Un homme, Victor Muller, muté à Kin, l'ancienne Léopoldville, dans une banque voulant promouvoir la micro-finance. Il est accueilli par les rafistolages de l'autobus depuis l'aéroport dont les portes tiennent, mal, avec du scotch, petit détail sans importance lorsque les couleurs des pagnes, avec fractales et dessins abstraits emplissent les yeux, et la musique du Seigneur Rochereau s'invitent dans les petits malewa, gargotes de plein air tenues par des femmes seules, où l'on peut déguster un bon riz-viande ou de la chèvre grillée.

Un pays, appelé Congo belge, puis Zaire jusqu'en 1997, puis République démocratique du Congo (RDC) : les images de carnages, de famine, d'émeutes et de viol s'imposent à nous.
Mais la RDC , même si la faim et la corruption ravagent le pays, avec la vitalité de sa population, la grande forêt équatoriale, les fêtes le long du fleuve, les changements vers la mondialisation, nous livre aussi une autre image.

Ambiance, qu'avec intelligence et humour, pour donner ses impressions sur ce qu'il a vécu en plusieurs chapitres, l'auteur évoque sans oublier les facettes contrastées de la ville : Ambiance, bière à gogo, sape et, aussi, surpopulation, (17 millions d'habitants à Kin !) inefficacité des moyens de production et des circuits de distribution, chômage endémique, racket fiscal, d'où débrouille obligée.

Famine des shégués, jeunes considérés comme sorciers ou portant le mauvais oeil, abandonnés par leur famille, regroupés en bandes autour du Grand marché, vivant d'expédients, de fauche, de prostitution.

Ambianceurs, où les noceurs se regardent danser dans des miroirs accrochés aux murs, à Matonge par exemple, dont un quartier de Bruxelles a adopté le style et le nom, où les musiques de Seigneur Rochereau, Papa Wemba, Koffi Olomidé, Werrason font danser la rumba ou , plus musclé, le ndombolo.
Et puis il y a les sapeurs, dont nous avons deux exemples sur la couverture : gants à petits pois, pagnes écossais, smoking vert à rayures roses, noeuds- papillons, chapeaux –haut de forme, chaussures assorties aux mitaines, montres et bracelets en or…. Déhanchement digne des précieux, docteurs en sape, puisqu'ils la soigne.
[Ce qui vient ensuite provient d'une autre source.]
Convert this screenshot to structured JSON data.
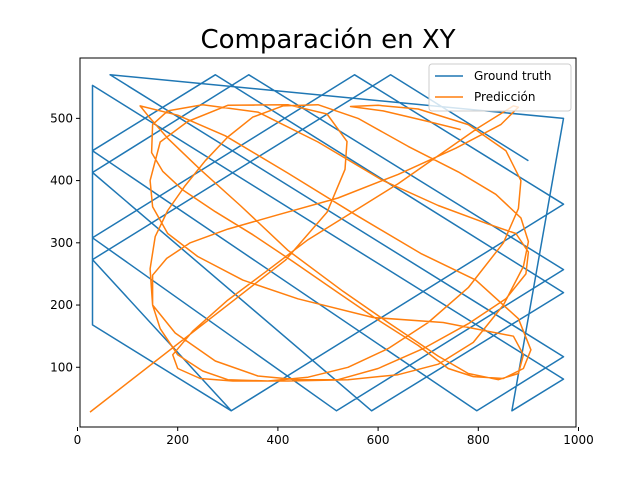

La ville est pleine de pièges, repères essentiels de la jungle urbaine, les policiers improvisant en pleine rue des « douanes » obligatoires, payantes, de faux sens interdits, des barrages imprévus. Donc, rouler vitres et portes fermées, ne pas marcher seul la nuit, et garder son calme, d'autant que l'on peut toujours négocier.
Victor Muller raconte, aussi, la tentative de coup d'Etat du 30 décembre 2013, après lequel ils échouent à l'hôtel Memling, souvenir du peintre flamand. Evènement vécu dramatiquement par lui, et pourtant banal, « émeutes et coups d'état se produisant à une fréquence quasi semestrielle à Kinshasa. »Il n'oublie pas d'évoquer brièvement l'histoire, sanglante, Mobutu-Sese-Seko et Kabila.

Pourtant, dit l'auteur, « si ce recueil a suscité chez le lecteur plus de sourires que d'apitoiement, plus de joie et de curiosité que de tristesse et de dégoût, alors il aura rempli son oeuvre ». J'ai beaucoup souri, je me suis beaucoup souvenue de ces pluies, -image de ces petits éperdus de joie, nageant dans l'eau qui recouvrait les capots des voitures- de ces barrages, des petits boulots, de la débrouille, de la joie de vivre, de la musique, de l'ambiance en un mot, de la corruption des policiers,- l'un me demandant mon passeport, avec kalach comme arme de persuasion, et mettant sans un mot le passeport dans sa poche- Persuasion assurée.